Transformative and generative in neural art

When I started experimenting with image processing using neural networks in September 2015, style transfer was the word of the day. Justin Johnson had just released his implementation called neural-style, which allowed applying the style of an image (style image) to another image (content image). Despite the name and the hype about the method, style transfer did not really understand style in a general sense, it simply detected features of color and texture in a single image, and recreated the content image to match these features. Thus, unfortunately, the term style transfer became associated with this limited method, instead of being understood as a generic term for analysing and producing a specific style.

For the next year or so, this limited style transfer dominated the neural art scene, and found its way into popular use with instant gratification apps like Prisma. The resulting proliferation of cliché looking images in social media contributed to style transfer getting a bad name among many who took AI art seriously.

Somewhere late 2016 generative adversarial networks (GANs) emerged to the scene and gradually became dominant. In principle, GAN is a technique used to train a generator (e.g. to generate totally new images resembling those used in training) by having another neural network to evaluate the whether the generated images are good enough. Both networks start from scratch and for the training to succeed, they have to learn gradually at the same pace.

The idea of the GAN is, thus, to train a generator which can create new images from scratch. You feed in a series of random numbers (usually called latent vector) and you get a new image. Therefore, it would appear that in contrast with style transfer, which is used to transform an image, GANs are generative. In general, the processes in neural can be divided into transformative (going from an image to another) and generative (generating new images from scratch).

It however turns out that many very successful GANs are in fact used transformatively: pix2pix learns a transformation from a set of image pairs, its further developments CycleGAN and BicycleGAN, and a recent, very promising project called famos. Much of my own work is based on pix2pix; in the NIPS online gallery, three of the four works are done with pix2pix. Often, I first reduce photos to woollen thread like contours, then train pix2pix to fill them again with colour. The resulting effect is, however, far from realistic.

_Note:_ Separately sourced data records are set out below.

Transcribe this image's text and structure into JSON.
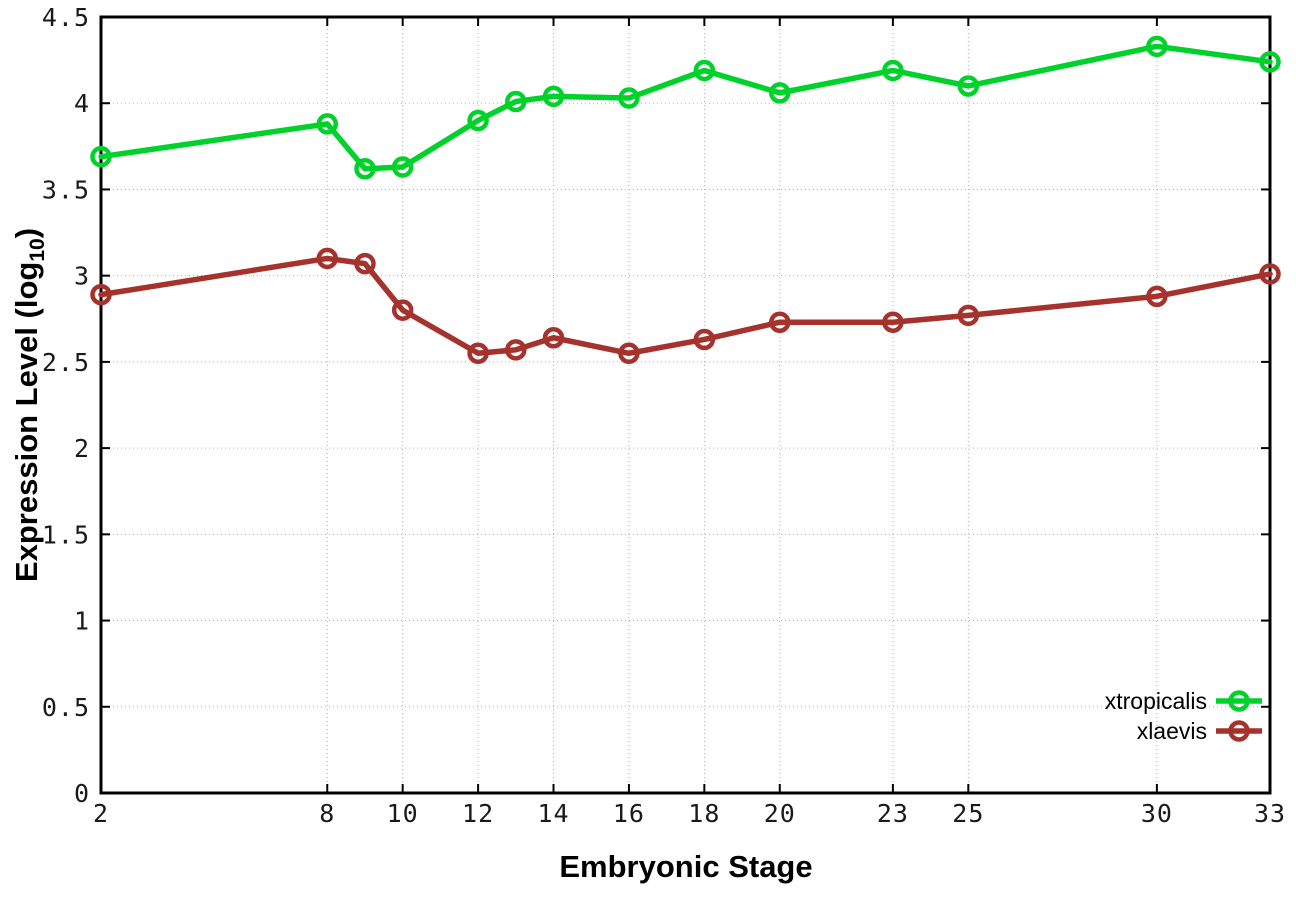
{
  "chart_data": {
    "type": "line",
    "title": "",
    "xlabel": "Embryonic Stage",
    "ylabel": "Expression Level (log10)",
    "ylabel_parts": {
      "main": "Expression Level (log",
      "sub": "10",
      "close": ")"
    },
    "xlim": [
      2,
      33
    ],
    "ylim": [
      0,
      4.5
    ],
    "x": [
      2,
      8,
      9,
      10,
      12,
      13,
      14,
      16,
      18,
      20,
      23,
      25,
      30,
      33
    ],
    "xticks": [
      2,
      8,
      10,
      12,
      14,
      16,
      18,
      20,
      23,
      25,
      30,
      33
    ],
    "yticks": [
      "0",
      "0.5",
      "1",
      "1.5",
      "2",
      "2.5",
      "3",
      "3.5",
      "4",
      "4.5"
    ],
    "grid": true,
    "legend_position": "bottom-right",
    "axis_color": "#000000",
    "grid_color": "#aab0bc",
    "series": [
      {
        "name": "xtropicalis",
        "color": "#00d22b",
        "marker": "open-circle",
        "values": [
          3.69,
          3.88,
          3.62,
          3.63,
          3.9,
          4.01,
          4.04,
          4.03,
          4.19,
          4.06,
          4.19,
          4.1,
          4.33,
          4.24
        ]
      },
      {
        "name": "xlaevis",
        "color": "#a5322c",
        "marker": "open-circle",
        "values": [
          2.89,
          3.1,
          3.07,
          2.8,
          2.55,
          2.57,
          2.64,
          2.55,
          2.63,
          2.73,
          2.73,
          2.77,
          2.88,
          3.01
        ]
      }
    ]
  }
}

In another method, I use a program to apply ”scratches” to photos, then train pix2pix to do the same, and again the resulting effect is different from the targets: the colour bleeds and blends in an interesting way.

In both cases, I use a GAN to apply a style without any style model, so it is not style transfer. Somehow the style is created in the process, perhaps due to the limitations and imperfections of training the GAN. The process is clearly transformative, not generative, as the resulting image retains enough of the original representation and it is not possible with this process to produce images out of scratch (no pun intended).

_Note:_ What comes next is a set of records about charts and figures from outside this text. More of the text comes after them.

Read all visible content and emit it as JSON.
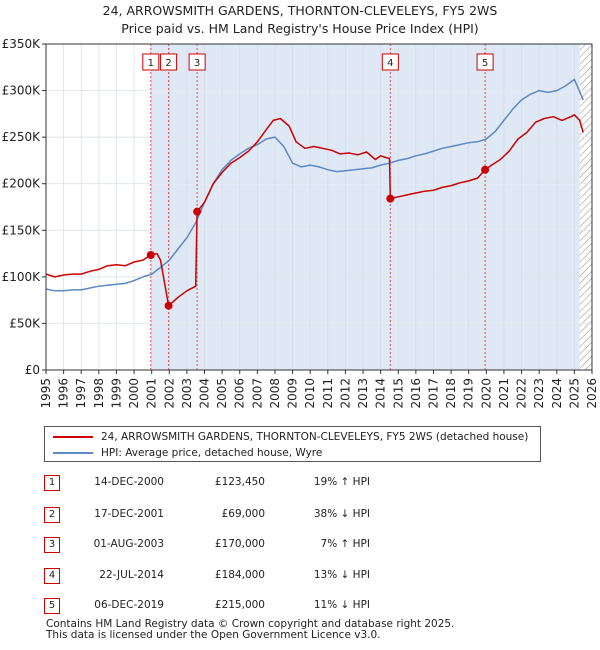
{
  "title_line1": "24, ARROWSMITH GARDENS, THORNTON-CLEVELEYS, FY5 2WS",
  "title_line2": "Price paid vs. HM Land Registry's House Price Index (HPI)",
  "colors": {
    "property": "#cc0000",
    "hpi": "#5b8ac6",
    "shade": "#dfe8f5",
    "vline": "#e05050"
  },
  "chart_data": {
    "type": "line",
    "title": "24, ARROWSMITH GARDENS, THORNTON-CLEVELEYS, FY5 2WS — Price paid vs. HM Land Registry's House Price Index (HPI)",
    "xlabel": "",
    "ylabel": "",
    "xlim": [
      1995,
      2026
    ],
    "ylim": [
      0,
      350000
    ],
    "y_ticks": [
      {
        "value": 0,
        "label": "£0"
      },
      {
        "value": 50000,
        "label": "£50K"
      },
      {
        "value": 100000,
        "label": "£100K"
      },
      {
        "value": 150000,
        "label": "£150K"
      },
      {
        "value": 200000,
        "label": "£200K"
      },
      {
        "value": 250000,
        "label": "£250K"
      },
      {
        "value": 300000,
        "label": "£300K"
      },
      {
        "value": 350000,
        "label": "£350K"
      }
    ],
    "x_ticks": [
      "1995",
      "1996",
      "1997",
      "1998",
      "1999",
      "2000",
      "2001",
      "2002",
      "2003",
      "2004",
      "2005",
      "2006",
      "2007",
      "2008",
      "2009",
      "2010",
      "2011",
      "2012",
      "2013",
      "2014",
      "2015",
      "2016",
      "2017",
      "2018",
      "2019",
      "2020",
      "2021",
      "2022",
      "2023",
      "2024",
      "2025",
      "2026"
    ],
    "shaded_from": 2000.95,
    "hatch_from": 2025.3,
    "series": [
      {
        "name": "24, ARROWSMITH GARDENS, THORNTON-CLEVELEYS, FY5 2WS (detached house)",
        "color": "#cc0000",
        "x": [
          1995.0,
          1995.5,
          1996.0,
          1996.5,
          1997.0,
          1997.5,
          1998.0,
          1998.5,
          1999.0,
          1999.5,
          2000.0,
          2000.5,
          2000.95,
          2001.3,
          2001.5,
          2001.96,
          2002.5,
          2003.0,
          2003.5,
          2003.58,
          2004.0,
          2004.5,
          2005.0,
          2005.5,
          2006.0,
          2006.5,
          2007.0,
          2007.5,
          2007.9,
          2008.3,
          2008.8,
          2009.2,
          2009.7,
          2010.2,
          2010.7,
          2011.2,
          2011.7,
          2012.2,
          2012.7,
          2013.2,
          2013.7,
          2014.0,
          2014.5,
          2014.55,
          2015.0,
          2015.5,
          2016.0,
          2016.5,
          2017.0,
          2017.5,
          2018.0,
          2018.5,
          2019.0,
          2019.5,
          2019.93,
          2020.3,
          2020.8,
          2021.3,
          2021.8,
          2022.3,
          2022.8,
          2023.3,
          2023.8,
          2024.3,
          2024.8,
          2025.0,
          2025.3,
          2025.5
        ],
        "y": [
          103000,
          100000,
          102000,
          103000,
          103000,
          106000,
          108000,
          112000,
          113000,
          112000,
          116000,
          118000,
          123450,
          125000,
          118000,
          69000,
          78000,
          85000,
          90000,
          170000,
          180000,
          200000,
          212000,
          222000,
          228000,
          235000,
          245000,
          258000,
          268000,
          270000,
          262000,
          245000,
          238000,
          240000,
          238000,
          236000,
          232000,
          233000,
          231000,
          234000,
          226000,
          230000,
          227000,
          184000,
          186000,
          188000,
          190000,
          192000,
          193000,
          196000,
          198000,
          201000,
          203000,
          206000,
          215000,
          220000,
          226000,
          235000,
          248000,
          255000,
          266000,
          270000,
          272000,
          268000,
          272000,
          274000,
          268000,
          255000
        ]
      },
      {
        "name": "HPI: Average price, detached house, Wyre",
        "color": "#5b8ac6",
        "x": [
          1995.0,
          1995.5,
          1996.0,
          1996.5,
          1997.0,
          1997.5,
          1998.0,
          1998.5,
          1999.0,
          1999.5,
          2000.0,
          2000.5,
          2001.0,
          2001.5,
          2002.0,
          2002.5,
          2003.0,
          2003.5,
          2004.0,
          2004.5,
          2005.0,
          2005.5,
          2006.0,
          2006.5,
          2007.0,
          2007.5,
          2008.0,
          2008.5,
          2009.0,
          2009.5,
          2010.0,
          2010.5,
          2011.0,
          2011.5,
          2012.0,
          2012.5,
          2013.0,
          2013.5,
          2014.0,
          2014.5,
          2015.0,
          2015.5,
          2016.0,
          2016.5,
          2017.0,
          2017.5,
          2018.0,
          2018.5,
          2019.0,
          2019.5,
          2020.0,
          2020.5,
          2021.0,
          2021.5,
          2022.0,
          2022.5,
          2023.0,
          2023.5,
          2024.0,
          2024.5,
          2025.0,
          2025.5
        ],
        "y": [
          87000,
          85000,
          85000,
          86000,
          86000,
          88000,
          90000,
          91000,
          92000,
          93000,
          96000,
          100000,
          103000,
          110000,
          118000,
          130000,
          142000,
          158000,
          180000,
          200000,
          215000,
          225000,
          232000,
          238000,
          242000,
          248000,
          250000,
          240000,
          222000,
          218000,
          220000,
          218000,
          215000,
          213000,
          214000,
          215000,
          216000,
          217000,
          220000,
          222000,
          225000,
          227000,
          230000,
          232000,
          235000,
          238000,
          240000,
          242000,
          244000,
          245000,
          248000,
          256000,
          268000,
          280000,
          290000,
          296000,
          300000,
          298000,
          300000,
          305000,
          312000,
          290000
        ]
      }
    ],
    "sales": [
      {
        "n": "1",
        "x": 2000.95,
        "price": 123450
      },
      {
        "n": "2",
        "x": 2001.96,
        "price": 69000
      },
      {
        "n": "3",
        "x": 2003.58,
        "price": 170000
      },
      {
        "n": "4",
        "x": 2014.55,
        "price": 184000
      },
      {
        "n": "5",
        "x": 2019.93,
        "price": 215000
      }
    ]
  },
  "legend": {
    "property": "24, ARROWSMITH GARDENS, THORNTON-CLEVELEYS, FY5 2WS (detached house)",
    "hpi": "HPI: Average price, detached house, Wyre"
  },
  "transactions": [
    {
      "n": "1",
      "date": "14-DEC-2000",
      "price": "£123,450",
      "hpi": "19% ↑ HPI"
    },
    {
      "n": "2",
      "date": "17-DEC-2001",
      "price": "£69,000",
      "hpi": "38% ↓ HPI"
    },
    {
      "n": "3",
      "date": "01-AUG-2003",
      "price": "£170,000",
      "hpi": "7% ↑ HPI"
    },
    {
      "n": "4",
      "date": "22-JUL-2014",
      "price": "£184,000",
      "hpi": "13% ↓ HPI"
    },
    {
      "n": "5",
      "date": "06-DEC-2019",
      "price": "£215,000",
      "hpi": "11% ↓ HPI"
    }
  ],
  "footer_line1": "Contains HM Land Registry data © Crown copyright and database right 2025.",
  "footer_line2": "This data is licensed under the Open Government Licence v3.0."
}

To recap, a transformative process is used to make a new image based on an existing one. A generative process produces images without any model or referent to represent, out of what it has learned and how it has been programmed.

There is a point to linking these categories to the intention of an artist. A transformation usually involves a human actor, and the act of transforming an image proceeds from her intention. On the other hand, the audience may not be able to say whether a work has been produced by transformation or generation. This is somewhat similar to the use of electronic musical instruments: the performer accustomed with an acoustic accordion tends to feel that the electronic accordion does not respond to her playing, while the listener notices nothing of this and may be fully satisfied with the music. The distinction between what and how may therefore be irrelevant to the audience, however crucial it may have been to the artist at work. My focus here, however, is mainly the viewpoint of the creative actor, for whom this distinction is and remains valid.

It seems to me that a process based on transformation places emphasis on expression, while a generative system involves exploration. In the first, an artist has the means for expression, in the second, one must enter into exploration, trying to find and select images which appear to make sense or appeal to the senses. This becomes very clear with BigGAN: you never know what you will get, you have to find out by exploring. They say there are more possible images there than atoms in the universe. On the other hand, after you have seen a lot of them, you’ll probably agree that they tend all to look alike regardless of what they represent.

We should not, however, equate generation with automation. It should be possible, at least in principle, to build an automated process of producing art based on transformation, which would capture images, transform and curate them. The essential difference thus is between a process based on an existing representation and a process of producing totally new ones. The disticntion between generative and transformative appears to remain valid also in case of artificial creative actors.